Suluk.id, Tulungagung – Peringatan Maulid Nabi Muhammad SAW 1447 H Pondok Pesantren Al Bidayah Tulungagung, Jumat (13/9/2025) malam, menghadirkan Prof. Dr. Abad Badruzzaman, Lc., M.Ag. sebagai penceramah. Di hadapan santri, pengasuh dan pengajar (asatidz) yang memadati mushola pondok sejak pukul sekitar 19.00 WIB, guru besar ilmu tafsir tersebut menyampaikan dari urgensi bershalawat, menjawab keraguan atas tradisi peringatan maulid, hingga isyarat-isyarat alam yang menyertai kelahiran Rasulullah SAW. Suasana meriah, khidmat dan kebahagiaan terasa sangat kental dalam rangkaian dari awal hingga acara berakhir.
Prof. Abad menegaskan posisi Rasulullah sebagai figur paling agung dalam sejarah manusia, diakui kawan maupun lawan. Menurutnya sosok Nabi Muhammad Shallallahu ‘Alaihi Wasallam merupakan manusia paling agung dalam sejarah umat manusia. Juga sebagai manusia paling berpengaruh yang akhlak dan perangainya layak diteladani.
“Mengapa memperingati Maulid dan memperbanyak shalawat?
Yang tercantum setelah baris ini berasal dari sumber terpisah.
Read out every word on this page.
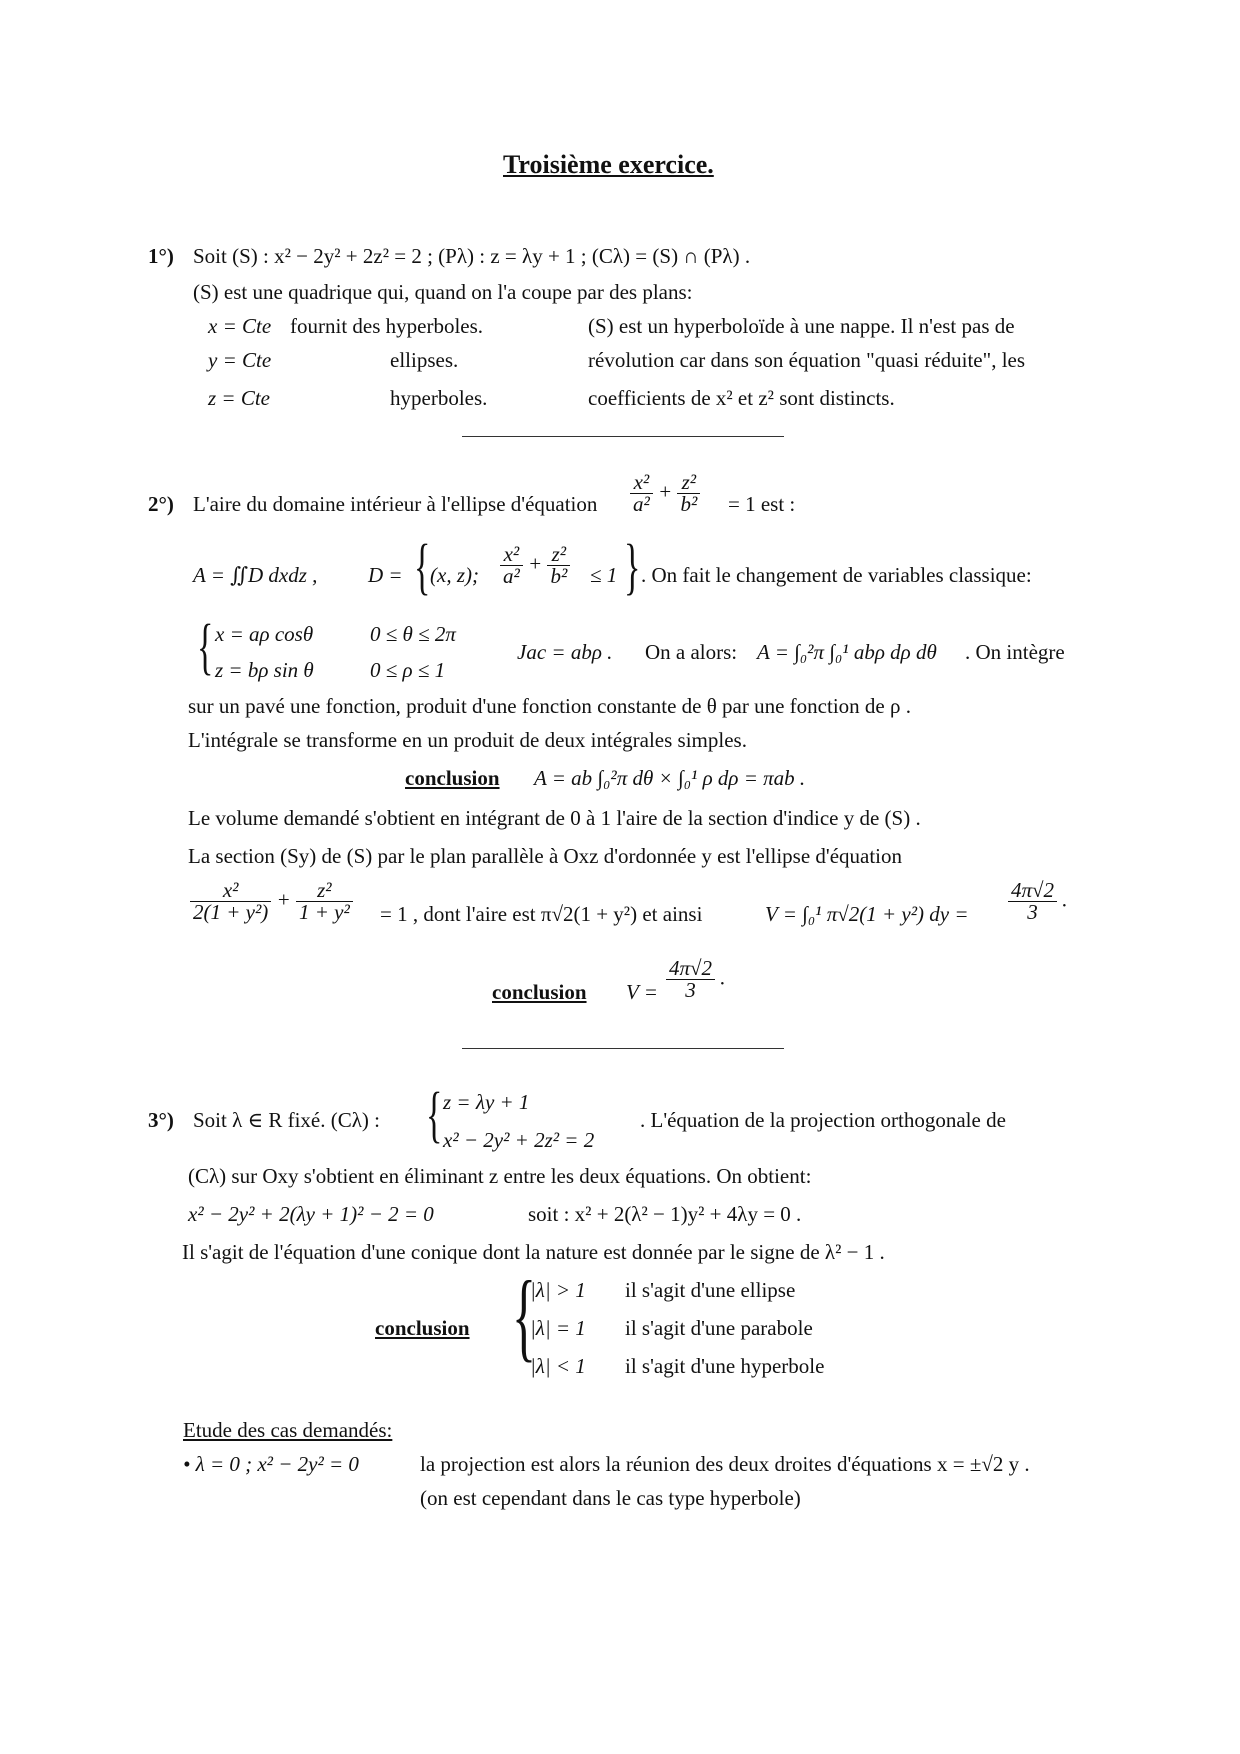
Troisième exercice.
1°) Soit (S) : x² − 2y² + 2z² = 2 ; (Pλ) : z = λy + 1 ; (Cλ) = (S) ∩ (Pλ) .
(S) est une quadrique qui, quand on l'a coupe par des plans:
x = Cte fournit des hyperboles.
y = Cte	ellipses.
z = Cte	hyperboles.
(S) est un hyperboloïde à une nappe. Il n'est pas de
révolution car dans son équation "quasi réduite", les
coefficients de x² et z² sont distincts.
2°) L'aire du domaine intérieur à l'ellipse d'équation $\frac{\text{x²}}{\text{a²}} + \frac{\text{z²}}{\text{b²}} = 1$ est :
A = ∬D dxdz , D = { (x, z); $\frac{\text{x²}}{\text{a²}} + \frac{\text{z²}}{\text{b²}} \le 1$ } . On fait le changement de variables classique:
{ x = aρ cosθ	0 ≤ θ ≤ 2π
z = bρ sin θ	0 ≤ ρ ≤ 1
Jac = abρ . On a alors: A = ∫₀²π ∫₀¹ abρ dρ dθ . On intègre
sur un pavé une fonction, produit d'une fonction constante de θ par une fonction de ρ .
L'intégrale se transforme en un produit de deux intégrales simples.
conclusion A = ab ∫₀²π dθ × ∫₀¹ ρ dρ = πab .
Le volume demandé s'obtient en intégrant de 0 à 1 l'aire de la section d'indice y de (S) .
La section (Sy) de (S) par le plan parallèle à Oxz d'ordonnée y est l'ellipse d'équation
$\frac{\text{x²}}{\text{2(1 + y²)}} + \frac{\text{z²}}{\text{1 + y²}} = 1$ , dont l'aire est π√2(1 + y²) et ainsi	V = ∫₀¹ π√2(1 + y²) dy = $\frac{4\pi√2}{3}$ .
conclusion $V = \frac{4\pi√2}{3}$ .
3°) Soit λ ∈ R fixé. (Cλ) : { z = λy + 1
x² − 2y² + 2z² = 2
. L'équation de la projection orthogonale de
(Cλ) sur Oxy s'obtient en éliminant z entre les deux équations. On obtient:
x² − 2y² + 2(λy + 1)² − 2 = 0	soit : x² + 2(λ² − 1)y² + 4λy = 0 .
Il s'agit de l'équation d'une conique dont la nature est donnée par le signe de λ² − 1 .
conclusion {
|λ| > 1 il s'agit d'une ellipse
|λ| = 1 il s'agit d'une parabole
|λ| < 1 il s'agit d'une hyperbole
Etude des cas demandés:
• λ = 0 ; x² − 2y² = 0	la projection est alors la réunion des deux droites d'équations x = ±√2 y .
(on est cependant dans le cas type hyperbole)
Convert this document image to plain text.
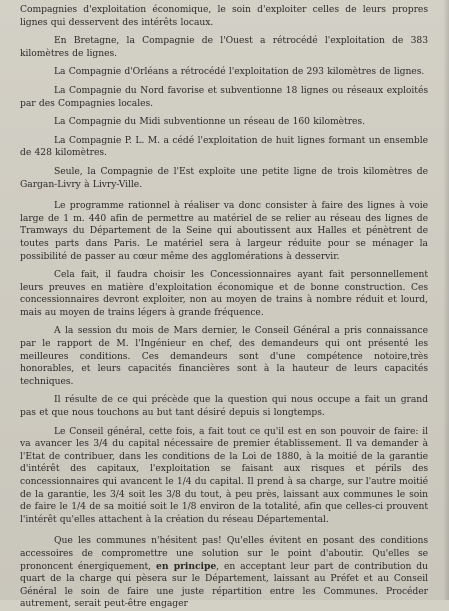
Compagnies d'exploitation économique, le soin d'exploiter celles de leurs propres lignes qui desservent des intérêts locaux.

En Bretagne, la Compagnie de l'Ouest a rétrocédé l'exploitation de 383 kilomètres de lignes.

La Compagnie d'Orléans a rétrocédé l'exploitation de 293 kilomètres de lignes.

La Compagnie du Nord favorise et subventionne 18 lignes ou réseaux exploités par des Compagnies locales.

La Compagnie du Midi subventionne un réseau de 160 kilomètres.

La Compagnie P. L. M. a cédé l'exploitation de huit lignes formant un ensemble de 428 kilomètres.

Seule, la Compagnie de l'Est exploite une petite ligne de trois kilomètres de Gargan-Livry à Livry-Ville.

Le programme rationnel à réaliser va donc consister à faire des lignes à voie large de 1 m. 440 afin de permettre au matériel de se relier au réseau des lignes de Tramways du Département de la Seine qui aboutissent aux Halles et pénètrent de toutes parts dans Paris. Le matériel sera à largeur réduite pour se ménager la possibilité de passer au cœur même des agglomérations à desservir.

Cela fait, il faudra choisir les Concessionnaires ayant fait personnellement leurs preuves en matière d'exploitation économique et de bonne construction. Ces concessionnaires devront exploiter, non au moyen de trains à nombre réduit et lourd, mais au moyen de trains légers à grande fréquence.

A la session du mois de Mars dernier, le Conseil Général a pris connaissance par le rapport de M. l'Ingénieur en chef, des demandeurs qui ont présenté les meilleures conditions. Ces demandeurs sont d'une compétence notoire,très honorables, et leurs capacités financières sont à la hauteur de leurs capacités techniques.

Il résulte de ce qui précède que la question qui nous occupe a fait un grand pas et que nous touchons au but tant désiré depuis si longtemps.

Le Conseil général, cette fois, a fait tout ce qu'il est en son pouvoir de faire: il va avancer les 3/4 du capital nécessaire de premier établissement. Il va demander à l'Etat de contribuer, dans les conditions de la Loi de 1880, à la moitié de la garantie d'intérêt des capitaux, l'exploitation se faisant aux risques et périls des concessionnaires qui avancent le 1/4 du capital. Il prend à sa charge, sur l'autre moitié de la garantie, les 3/4 soit les 3/8 du tout, à peu près, laissant aux communes le soin de faire le 1/4 de sa moitié soit le 1/8 environ de la totalité, afin que celles-ci prouvent l'intérêt qu'elles attachent à la création du réseau Départemental.

Que les communes n'hésitent pas! Qu'elles évitent en posant des conditions accessoires de compromettre une solution sur le point d'aboutir. Qu'elles se prononcent énergiquement, en principe, en acceptant leur part de contribution du quart de la charge qui pèsera sur le Département, laissant au Préfet et au Conseil Général le soin de faire une juste répartition entre les Communes. Procéder autrement, serait peut-être engager
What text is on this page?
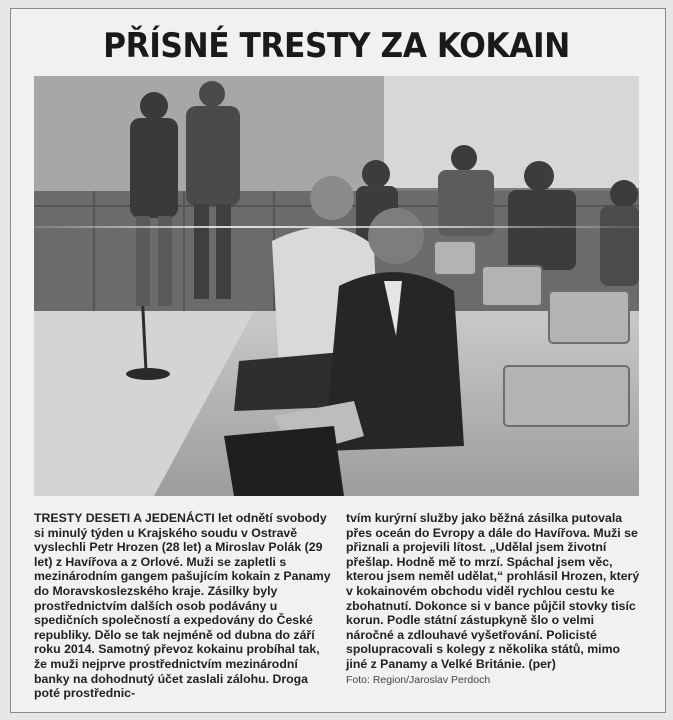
PŘÍSNÉ TRESTY ZA KOKAIN

TRESTY DESETI A JEDENÁCTI let odnětí svobody si minulý týden u Krajského soudu v Ostravě vyslechli Petr Hrozen (28 let) a Miroslav Polák (29 let) z Havířova a z Orlové. Muži se zapletli s mezinárodním gangem pašujícím kokain z Panamy do Moravskoslezského kraje. Zásilky byly prostřednictvím dalších osob podávány u spedičních společností a expedovány do České republiky. Dělo se tak nejméně od dubna do září roku 2014. Samotný převoz kokainu probíhal tak, že muži nejprve prostřednictvím mezinárodní banky na dohodnutý účet zaslali zálohu. Droga poté prostřednic-

tvím kurýrní služby jako běžná zásilka putovala přes oceán do Evropy a dále do Havířova. Muži se přiznali a projevili lítost. „Udělal jsem životní přešlap. Hodně mě to mrzí. Spáchal jsem věc, kterou jsem neměl udělat,“ prohlásil Hrozen, který v kokainovém obchodu viděl rychlou cestu ke zbohatnutí. Dokonce si v bance půjčil stovky tisíc korun. Podle státní zástupkyně šlo o velmi náročné a zdlouhavé vyšetřování. Policisté spolupracovali s kolegy z několika států, mimo jiné z Panamy a Velké Británie. (per)

Foto: Region/Jaroslav Perdoch
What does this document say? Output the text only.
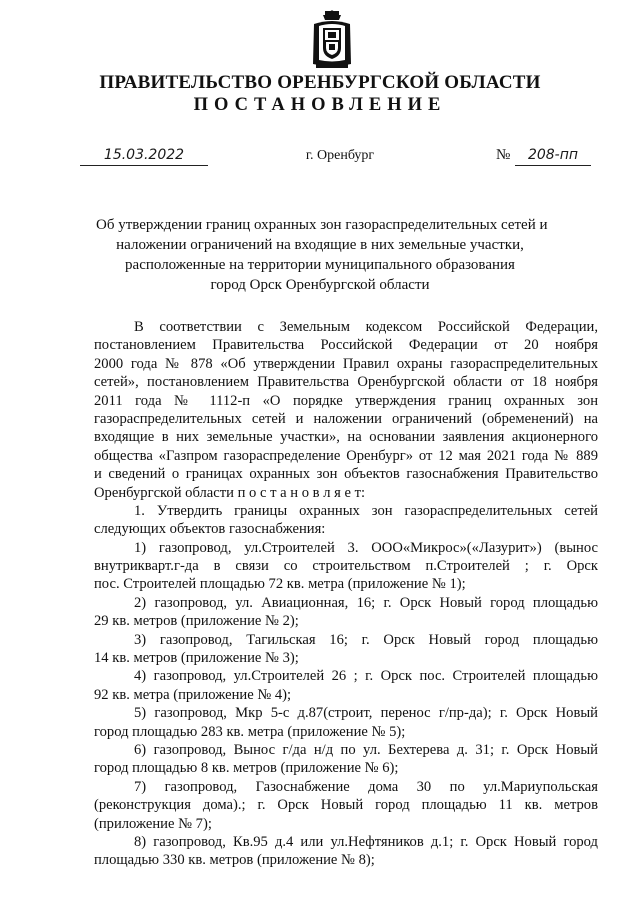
ПРАВИТЕЛЬСТВО ОРЕНБУРГСКОЙ ОБЛАСТИ
ПОСТАНОВЛЕНИЕ
15.03.2022	г. Оренбург	№	208-пп
Об утверждении границ охранных зон газораспределительных сетей и
наложении ограничений на входящие в них земельные участки,
расположенные на территории муниципального образования
город Орск Оренбургской области
В соответствии с Земельным кодексом Российской Федерации,
постановлением Правительства Российской Федерации от 20 ноября
2000 года № 878 «Об утверждении Правил охраны газораспределительных
сетей», постановлением Правительства Оренбургской области от 18 ноября
2011 года № 1112-п «О порядке утверждения границ охранных зон
газораспределительных сетей и наложении ограничений (обременений) на
входящие в них земельные участки», на основании заявления акционерного
общества «Газпром газораспределение Оренбург» от 12 мая 2021 года № 889
и сведений о границах охранных зон объектов газоснабжения Правительство
Оренбургской области п о с т а н о в л я е т:
1. Утвердить границы охранных зон газораспределительных сетей
следующих объектов газоснабжения:
1) газопровод, ул.Строителей 3. ООО«Микрос»(«Лазурит») (вынос
внутрикварт.г-да в связи со строительством п.Строителей ; г. Орск
пос. Строителей площадью 72 кв. метра (приложение № 1);
2) газопровод, ул. Авиационная, 16; г. Орск Новый город площадью
29 кв. метров (приложение № 2);
3) газопровод, Тагильская 16; г. Орск Новый город площадью
14 кв. метров (приложение № 3);
4) газопровод, ул.Строителей 26 ; г. Орск пос. Строителей площадью
92 кв. метра (приложение № 4);
5) газопровод, Мкр 5-с д.87(строит, перенос г/пр-да); г. Орск Новый
город площадью 283 кв. метра (приложение № 5);
6) газопровод, Вынос г/да н/д по ул. Бехтерева д. 31; г. Орск Новый
город площадью 8 кв. метров (приложение № 6);
7) газопровод, Газоснабжение дома 30 по ул.Мариупольская
(реконструкция дома).; г. Орск Новый город площадью 11 кв. метров
(приложение № 7);
8) газопровод, Кв.95 д.4 или ул.Нефтяников д.1; г. Орск Новый город
площадью 330 кв. метров (приложение № 8);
Ada yang bertanya mana dalilnya… katakan kepada mereka, cinta tidak perlu dalil,” ucapnya, disambut tawa dan tepuk tangan. “Nabi memang tidak pernah meminta, tapi untuk sekadar memperingati kelahirannya saja kita keberatan?” terangnya.
Prof. Abad menyebut sedikitnya empat alasan yang meneguhkan tradisi bershalawat terutama di bulan kelahiran Nabi. Pertama, alasanya karena Allah dan para malaikat sendiri bershalawat kepada Nabi, merujuk ayat Innallāha wa malā’ikatahu yuṣallūna ‘alan-nabi. Maka sebagai manusia yang hanya sebagai makhluk biasa kenapa enggan melantunkan sholawat. “sendiri sah, berjemaah juga sah. Kalau sudah sah, mau cari dalil apa lagi?” jelasnya.
Alasan kedua, shalawat sebagai wujud syukur dan terima kasih atas jasa Rasulullah menyalakan obor hidayah. Rasulullah seorang yang paling berjasa dalam membawa agama Islam, menumbuhkan keimanan dan ihsan. “Siapa yang paling berjasa atas keislaman, keimanan, dan mudah-mudahan keihsanan kita hari ini, yakni Kanjeng Nabi dan para sahabat,” tegasnya.
Ketiga, shalawat menghadirkan limpahan kebaikan kembali kepada pembacanya. Ia mengilustrasikan bagaikan menumpahkan air ke gelas yang sudah penuh akan melimpah ke sekitar. Karena itu, ia menganjurkan mendawamkan shalawat dalam berbagai keadaan, sebelum dan sesudah shalat maupun doa, saat lapang atau terhimpit. “Kebaikan itu akan kembali kepada diri kita,” ujarnya.
Keempat, shalawat sebagai ikhtiar meraih syafaat di hari kiamat. Karena manusia tidak mempunyai jaminan dari amal perbuatan manusia yang cukup untuk dapat masuk surga. Rajin bershalawat, lanjutnya, adalah pengakuan cinta yang dengan izin Allah dapat memantaskan seorang hamba menjadi bagian dari mereka yang berhak atas syafaat. “Kita tidak punya jaminan amal mencukupi. Jangankan menebus surga, menutupi dosa saja mungkin belum cukup. Maka satu-satunya harapan adalah syafaat Kanjeng Nabi,” jelasnya.
Tentu saja, lanjut Prof. Abad ada yang lebih penting sebagai ekspresi cinta yaitu berupaya sekuat tenaga untuk menumbuhkan, menghidupkan, menginternalisasi dalam diri berupa sunnah-sunnah Kanjeng Nabi. Sehingga dengan demikian “di hari yang besar (kiamat) kelak diakui oleh Nabi sebagai saudara-saudaranya Kanjeng Nabi” terangnya.
Adapun hadits yang menyebutkan bahwa ada orang-orang yang akan diakui sebagai saudara-saudara yang Nabi rindukan. Mereka adalah umat yang datang jauh ribuan tahun setelah Nabi, berada di negeri yang jauh ribuan kilo dari Nabi. “Mereka tidak pernah mendengar langsung kata-kata, tidak pernah melihat langsung wujud fisik, tetapi mereka memilih beriman kepada-Ku (Nabi).” tegas Prof Abad. (mrc).